As a socialist, I guide my political orientation and actions by the needs, dreams, and political interests of the working- class, and particularly Black, brown, and queer communities. Racial capitalism thrives off the exploitation of our lives, labor, and natural resources. Forces that help to preserve and strengthen this system include: 1) political leaders, 2) corporate and private big business, and 3) police and military.
For decades, BIPOC (Black, Indigenous, and people of color) and allied communities in Minneapolis tackled the destructive and racist impacts of these forces through traditional political processes: voting, lobbying, civil actions.
After the uprising, I worked with Twin Cities Democratic Socialists of America to provide food and distribute supplies and services to local Hi-Lake residents. Later in the summer, I worked with the Seward Police Abolition Coalition to block the rebuilding of the 3rd precinct that burned during the uprising — a $10 million project. We successfully stalled the rebuild. I continue to work at a neighborhood level on real public safety: passing rent control, fully funding social services. We worked to write a people-centered budget that addresses human needs. Rebuilding the 3rd precinct is not in that budget.
While police violence has produced gross and repressive militarized attacks against our grieving community, it has also triggered revolutionary uprisings across our state, nation, and the globe.
We must never lose sight of the world we deserve and need to build. If we forget this, we will constantly get pulled into a cycle of saving systems that harm, exploit, and erase us.

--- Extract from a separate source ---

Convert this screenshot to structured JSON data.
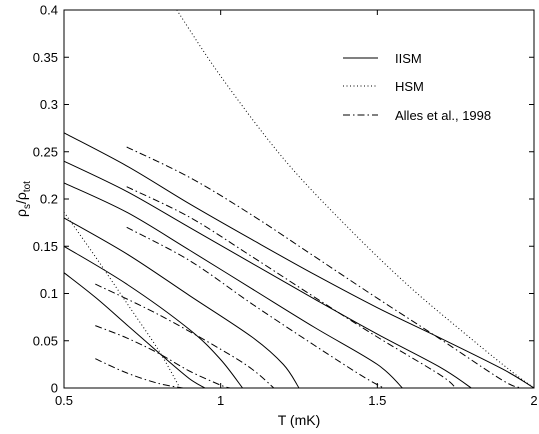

We must also broaden the “us.” As much as I want this to be the case, I know Black people alone cannot take down the system of global racial capitalism. Our movements must strive to link the struggles and collective interests of Black and brown folks, LGBTQ+ communities, unionized and hourly workers, and immigrants.
I have a tattoo on my upper right arm that says that the Revolution Is My Boyfriend, a mantra that best describes my dreams and passions. In every facet of my life, I strive to spark and advance revolutions in my own healing journey, my scholarly pursuits, and my activism.
Robin Wonsley Worlobah (she/her) is running as a Democratic Socialist in the 2021 Minneapolis City Council election.